Trident was at least useless only in its own ostensibly defensive terms, whereas any new programme would be useless in any terms whatever, in addition to the fact that nuclear weapons (like radiological, chemical and biological weapons) are morally repugnant simply in themselves.
They offer not the slightest defence against a range of loosely-knit, if at all connected, terrorist organisations pursuing a range of loosely-knit, if at all connected, aims in relation to a range of countries while actually governing no state. Where would any such organisation keep nuclear weapons in the first place?
Furthermore, the possession of nuclear weapons, in addition to offending against Islamic (and much other) theological opinion, serves to convey to terrorists and their supporters that Britain wishes to "play with the big boys", thereby contributing to making Britain a target for the terrorist activity against which such weapons are defensively useless. It is high time for Britain to grow up.
Britain's permanent seat on the UN Security Council could not be taken away without British consent, and so does not depend in any way on her possession of nuclear weapons; on the contrary, the world needs and deserves a non-nuclear permanent member of that Council.
Most European countries do not have nuclear weapons, and nor does Canada, Australia or New Zealand. Are these therefore in greater danger? On the contrary, the London bombings of 7th July 2005 were attacks on a country with nuclear weapons, while the attacks of 11th September 2001 were against a country with by far the largest nuclear arsenal in the world. The only "nuclear power" in the Middle East is Israel; is Israel the most secure state in the Middle East?
It is mind-boggling to hear people go on about Iran, whose President is in any case on the way out, is in any case many years away from acquiring a nuclear weapon, and in any case only wants one (if he does, and see above about Islam) to use against the only Middle Eastern country that already has them. What does any of this have to do with us?

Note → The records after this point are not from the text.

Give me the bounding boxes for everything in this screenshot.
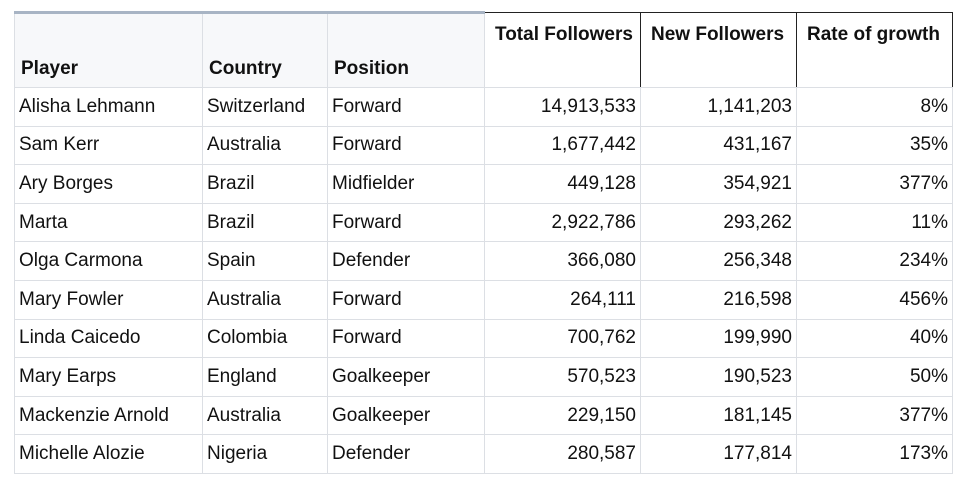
- cell-country: Nigeria: [202, 434, 328, 474]
- cell-total-followers: 14,913,533: [484, 87, 641, 127]
- cell-rate-of-growth: 456%: [796, 279, 953, 320]
- table-row: Alisha Lehmann Switzerland Forward 14,91…: [14, 87, 953, 127]
- table-body: Alisha Lehmann Switzerland Forward 14,91…: [14, 87, 953, 474]
- table-row: Ary Borges Brazil Midfielder 449,128 354…: [14, 164, 953, 204]
- cell-player: Ary Borges: [14, 164, 203, 204]
- cell-player: Michelle Alozie: [14, 434, 203, 474]
- followers-table: Player Country Position Total Followers …: [14, 11, 953, 474]
- cell-new-followers: 181,145: [640, 395, 797, 436]
- column-header-position[interactable]: Position: [327, 11, 485, 88]
- table-row: Olga Carmona Spain Defender 366,080 256,…: [14, 241, 953, 281]
- cell-position: Forward: [327, 318, 485, 359]
- cell-rate-of-growth: 234%: [796, 241, 953, 281]
- column-header-total-followers[interactable]: Total Followers: [484, 12, 641, 88]
- cell-position: Midfielder: [327, 164, 485, 204]
- column-header-rate-of-growth[interactable]: Rate of growth: [796, 12, 953, 88]
- cell-country: Spain: [202, 241, 328, 281]
- table-row: Mary Earps England Goalkeeper 570,523 19…: [14, 357, 953, 397]
- cell-total-followers: 366,080: [484, 241, 641, 281]
- cell-rate-of-growth: 35%: [796, 125, 953, 166]
- data-table-container: Player Country Position Total Followers …: [14, 11, 953, 474]
- table-row: Linda Caicedo Colombia Forward 700,762 1…: [14, 318, 953, 359]
- cell-player: Mary Earps: [14, 357, 203, 397]
- cell-country: Australia: [202, 279, 328, 320]
- cell-new-followers: 431,167: [640, 125, 797, 166]
- cell-position: Defender: [327, 241, 485, 281]
- cell-position: Forward: [327, 125, 485, 166]
- cell-country: Australia: [202, 395, 328, 436]
- header-row: Player Country Position Total Followers …: [14, 11, 953, 88]
- table-row: Mackenzie Arnold Australia Goalkeeper 22…: [14, 395, 953, 436]
- cell-new-followers: 216,598: [640, 279, 797, 320]
- cell-new-followers: 354,921: [640, 164, 797, 204]
- cell-country: Brazil: [202, 202, 328, 243]
- cell-total-followers: 2,922,786: [484, 202, 641, 243]
- cell-total-followers: 264,111: [484, 279, 641, 320]
- cell-total-followers: 280,587: [484, 434, 641, 474]
- cell-new-followers: 177,814: [640, 434, 797, 474]
- cell-player: Mackenzie Arnold: [14, 395, 203, 436]
- cell-total-followers: 1,677,442: [484, 125, 641, 166]
- cell-rate-of-growth: 8%: [796, 87, 953, 127]
- cell-position: Goalkeeper: [327, 395, 485, 436]
- cell-country: Brazil: [202, 164, 328, 204]
- cell-position: Forward: [327, 202, 485, 243]
- cell-new-followers: 199,990: [640, 318, 797, 359]
- cell-player: Olga Carmona: [14, 241, 203, 281]
- table-row: Michelle Alozie Nigeria Defender 280,587…: [14, 434, 953, 474]
- cell-total-followers: 229,150: [484, 395, 641, 436]
- cell-player: Mary Fowler: [14, 279, 203, 320]
- cell-rate-of-growth: 40%: [796, 318, 953, 359]
- cell-new-followers: 1,141,203: [640, 87, 797, 127]
- cell-position: Goalkeeper: [327, 357, 485, 397]
- table-row: Sam Kerr Australia Forward 1,677,442 431…: [14, 125, 953, 166]
- cell-new-followers: 293,262: [640, 202, 797, 243]
- cell-player: Sam Kerr: [14, 125, 203, 166]
- cell-player: Marta: [14, 202, 203, 243]
- cell-total-followers: 449,128: [484, 164, 641, 204]
- cell-total-followers: 570,523: [484, 357, 641, 397]
- cell-total-followers: 700,762: [484, 318, 641, 359]
- cell-rate-of-growth: 377%: [796, 395, 953, 436]
- cell-rate-of-growth: 50%: [796, 357, 953, 397]
- cell-position: Forward: [327, 87, 485, 127]
- cell-rate-of-growth: 173%: [796, 434, 953, 474]
- cell-player: Linda Caicedo: [14, 318, 203, 359]
- cell-rate-of-growth: 11%: [796, 202, 953, 243]
- cell-country: Switzerland: [202, 87, 328, 127]
- cell-position: Defender: [327, 434, 485, 474]
- cell-new-followers: 190,523: [640, 357, 797, 397]
- cell-position: Forward: [327, 279, 485, 320]
- column-header-player[interactable]: Player: [14, 11, 203, 88]
- cell-player: Alisha Lehmann: [14, 87, 203, 127]
- table-row: Mary Fowler Australia Forward 264,111 21…: [14, 279, 953, 320]
- cell-country: Australia: [202, 125, 328, 166]
- cell-country: Colombia: [202, 318, 328, 359]
- cell-new-followers: 256,348: [640, 241, 797, 281]
- column-header-new-followers[interactable]: New Followers: [640, 12, 797, 88]
- table-row: Marta Brazil Forward 2,922,786 293,262 1…: [14, 202, 953, 243]
- cell-rate-of-growth: 377%: [796, 164, 953, 204]
- cell-country: England: [202, 357, 328, 397]
- column-header-country[interactable]: Country: [202, 11, 328, 88]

A new nuclear weapons programme could only be commissioned on grounds purely ideological in the most irrational and doctrinaire sense of the word.
Nor would any such programme represent or effect national pride or independence, but rather the wholesale subjugation of Britain's defence capability to a foreign power (however friendly). That power maintains at least no less friendly relations with numerous other countries, of which almost none have nuclear weapons.
Diverting enormous sums of money towards public services, and towards the relief of poverty at home and abroad, precisely by reasserting control over our own defence capability, would represent a most significant step towards One Nation politics, with an equal emphasis on the One and on the Nation.